2. Los Angeles Dodgers
The Dodgers acquired outfielder Mookie Betts from Boston in a February 2020 trade when the Red Sox despaired of signing Betts— a 2021 free agent-to-be — to an extension.
Then they turned around and did what the Sox would not or could not do, signing Betts to a long-term extension. The cost: $365 million over 12 seasons. The contract runs through 2032.
On a roster studded with multi-millionaires, the Betts contract does stand out, but not by all that much. In fact based on AAV, the richest Dodger in 2022 never took the field. That honor goes to suspended pitcher Trevor Bauer, who signed a three-year, $102 million deal (that’s a $34 million AAV) in 2021 then made only 17 appearances before being sidelined thanks to an allegation of domestic abuse. The status of Bauer’s contract is presently in front of an arbitrator.
With or without Bauer, Betts does not lack for country club company. Freddie Freeman last season signed a six-year, $162 million contract.
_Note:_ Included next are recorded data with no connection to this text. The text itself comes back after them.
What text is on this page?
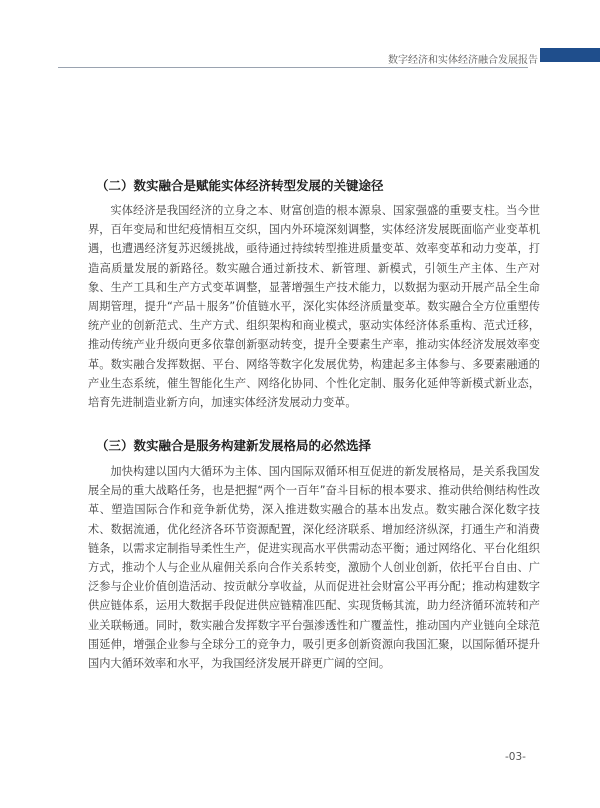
数字经济和实体经济融合发展报告
（二）数实融合是赋能实体经济转型发展的关键途径

实体经济是我国经济的立身之本、财富创造的根本源泉、国家强盛的重要支柱。当今世界，百年变局和世纪疫情相互交织，国内外环境深刻调整，实体经济发展既面临产业变革机遇，也遭遇经济复苏迟缓挑战，亟待通过持续转型推进质量变革、效率变革和动力变革，打造高质量发展的新路径。数实融合通过新技术、新管理、新模式，引领生产主体、生产对象、生产工具和生产方式变革调整，显著增强生产技术能力，以数据为驱动开展产品全生命周期管理，提升“产品＋服务”价值链水平，深化实体经济质量变革。数实融合全方位重塑传统产业的创新范式、生产方式、组织架构和商业模式，驱动实体经济体系重构、范式迁移，推动传统产业升级向更多依靠创新驱动转变，提升全要素生产率，推动实体经济发展效率变革。数实融合发挥数据、平台、网络等数字化发展优势，构建起多主体参与、多要素融通的产业生态系统，催生智能化生产、网络化协同、个性化定制、服务化延伸等新模式新业态，培育先进制造业新方向，加速实体经济发展动力变革。

（三）数实融合是服务构建新发展格局的必然选择

加快构建以国内大循环为主体、国内国际双循环相互促进的新发展格局，是关系我国发展全局的重大战略任务，也是把握“两个一百年”奋斗目标的根本要求、推动供给侧结构性改革、塑造国际合作和竞争新优势，深入推进数实融合的基本出发点。数实融合深化数字技术、数据流通，优化经济各环节资源配置，深化经济联系、增加经济纵深，打通生产和消费链条，以需求定制指导柔性生产，促进实现高水平供需动态平衡；通过网络化、平台化组织方式，推动个人与企业从雇佣关系向合作关系转变，激励个人创业创新，依托平台自由、广泛参与企业价值创造活动、按贡献分享收益，从而促进社会财富公平再分配；推动构建数字供应链体系，运用大数据手段促进供应链精准匹配、实现货畅其流，助力经济循环流转和产业关联畅通。同时，数实融合发挥数字平台强渗透性和广覆盖性，推动国内产业链向全球范围延伸，增强企业参与全球分工的竞争力，吸引更多创新资源向我国汇聚，以国际循环提升国内大循环效率和水平，为我国经济发展开辟更广阔的空间。

-03-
A few years back the Dodgers picked up David Price and what was left of the seven year, $217 million deal he had signed with Boston, a deal that finally expired at the conclusion of this season.
For the approximately $48 million Price actually cost the Dodgers, they got amazingly little out of him; just a 7-2 record in 114 innings of work encompassing 11 starts and 68 relief appearances.